Генри качает головой.
– Перебрался сюда из Техаса около восьми лет назад.
– А откуда именно?
– Да так, маленький городок возле Остина.
– Я жила в Остине, правда, недолго, – улыбаюсь я. – Неплохое местечко.
– Верно. Вот только жарко, как в аду.
– Да уж, – вздыхаю я. – Настоящее пекло.
– Так ты тоже медсестра? – спрашивает Генри.
– Можно сказать и так. Хочу вот оставить практику, чтобы получить полноценное образование. А ты всегда хотел работать в медицине?

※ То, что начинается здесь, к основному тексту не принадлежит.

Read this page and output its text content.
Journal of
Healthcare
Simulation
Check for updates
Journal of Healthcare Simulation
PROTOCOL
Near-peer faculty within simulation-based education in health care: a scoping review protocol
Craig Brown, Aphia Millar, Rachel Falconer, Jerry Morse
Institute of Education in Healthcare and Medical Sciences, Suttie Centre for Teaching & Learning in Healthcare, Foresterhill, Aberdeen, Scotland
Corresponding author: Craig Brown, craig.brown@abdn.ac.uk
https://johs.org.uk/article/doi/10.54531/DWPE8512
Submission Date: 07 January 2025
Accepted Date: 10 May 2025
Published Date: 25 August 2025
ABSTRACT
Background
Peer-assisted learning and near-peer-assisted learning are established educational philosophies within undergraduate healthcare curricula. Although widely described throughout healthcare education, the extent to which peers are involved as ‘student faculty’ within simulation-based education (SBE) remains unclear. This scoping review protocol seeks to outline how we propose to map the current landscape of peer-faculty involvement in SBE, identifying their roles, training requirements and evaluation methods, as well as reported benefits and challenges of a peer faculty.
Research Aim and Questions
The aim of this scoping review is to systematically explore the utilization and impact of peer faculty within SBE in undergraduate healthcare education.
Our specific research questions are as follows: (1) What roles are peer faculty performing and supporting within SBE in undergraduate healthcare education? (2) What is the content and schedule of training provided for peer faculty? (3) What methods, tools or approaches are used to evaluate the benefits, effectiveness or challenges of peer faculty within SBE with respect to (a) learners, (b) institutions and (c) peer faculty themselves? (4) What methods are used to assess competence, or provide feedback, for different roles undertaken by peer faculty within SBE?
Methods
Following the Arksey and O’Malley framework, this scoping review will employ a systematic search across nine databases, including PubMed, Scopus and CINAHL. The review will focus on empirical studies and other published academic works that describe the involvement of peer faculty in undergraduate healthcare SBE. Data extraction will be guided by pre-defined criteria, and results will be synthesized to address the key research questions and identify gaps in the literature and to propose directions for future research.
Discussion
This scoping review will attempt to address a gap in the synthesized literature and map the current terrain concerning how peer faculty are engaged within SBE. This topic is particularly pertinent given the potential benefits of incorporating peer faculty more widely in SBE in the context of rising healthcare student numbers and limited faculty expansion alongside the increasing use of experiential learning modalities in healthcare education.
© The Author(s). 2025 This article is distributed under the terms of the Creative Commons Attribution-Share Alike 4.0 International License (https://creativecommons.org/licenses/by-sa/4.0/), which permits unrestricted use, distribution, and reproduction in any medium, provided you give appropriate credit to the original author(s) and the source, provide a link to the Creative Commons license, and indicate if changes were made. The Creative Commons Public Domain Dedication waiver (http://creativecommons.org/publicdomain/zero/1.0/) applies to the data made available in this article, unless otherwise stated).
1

– С ранних лет, – кивает он. – Моя сестра умерла, когда я был еще ребенком.
– Ох, мне так жаль.
Он кивает.
– Помню, с какой заботой ухаживали за ней медсестры, как они старались облегчить ее страдания. Думаю, уже тогда мне захотелось делать то же самое.
Нет, я просто обязана рекомендовать Карлу парня с такой историей!
– Сама я пришла в медицину, когда была беременна своей дочерью. Я тогда только начала работать у нас в клинике и видела, как были напуганы некоторые родители. Мне хотелось как-то утешить их, развеять их страхи. Ну, ты понимаешь?
Генри кивает и улыбается. От этой улыбки мне становится теплее на душе.
Если Джесс прав и где-то там существуют другие вселенные, мы с Генри наверняка встречались в одной из них. Может, работали вместе в больнице. Или пересекались, когда я жила в Техасе. Например, в очереди за булочками.
– Что ж, тогда до встречи, – говорю я. – Надеюсь, у нас в больнице.
– Или в другой жизни, – кивает он.
Мне остается лишь посмеяться.
Тут ко мне подходит Итан с ватрушкой в руках.
– Может, сбежим отсюда пораньше? – спрашивает он.
– Пораньше? Но ты же собирался веселиться всю ночь. А дома у нас спит Паула.
– А что, если… мы поедем в гостиницу?
– Хочешь сказать… я правильно тебя поняла?
– Мы же решили, что хотим второго ребенка.
Я глотаю крохотную ватрушку и иду туда, где о чем-то болтают Карл, Тина, Габби и Джесс.
– Карл, он классный парень. Это я про Генри. Бери его на работу без раздумий. Габби, еще раз с днем рождения. Прости, но нам с Итаном пора домой.
Мы прощаемся и выходим на улицу. Тут прохладно, накрапывает мелкий дождик. Итан набрасывает мне на плечи свою куртку.
– Если хочешь, можем остаться здесь, – лукаво улыбается он. – Или едем в гостиницу, занимаемся головокружительным сексом, а затем ложимся спать.
– Второй вариант нравится мне больше, – смеюсь я.
Меня переполняет чувство глубочайшей благодарности.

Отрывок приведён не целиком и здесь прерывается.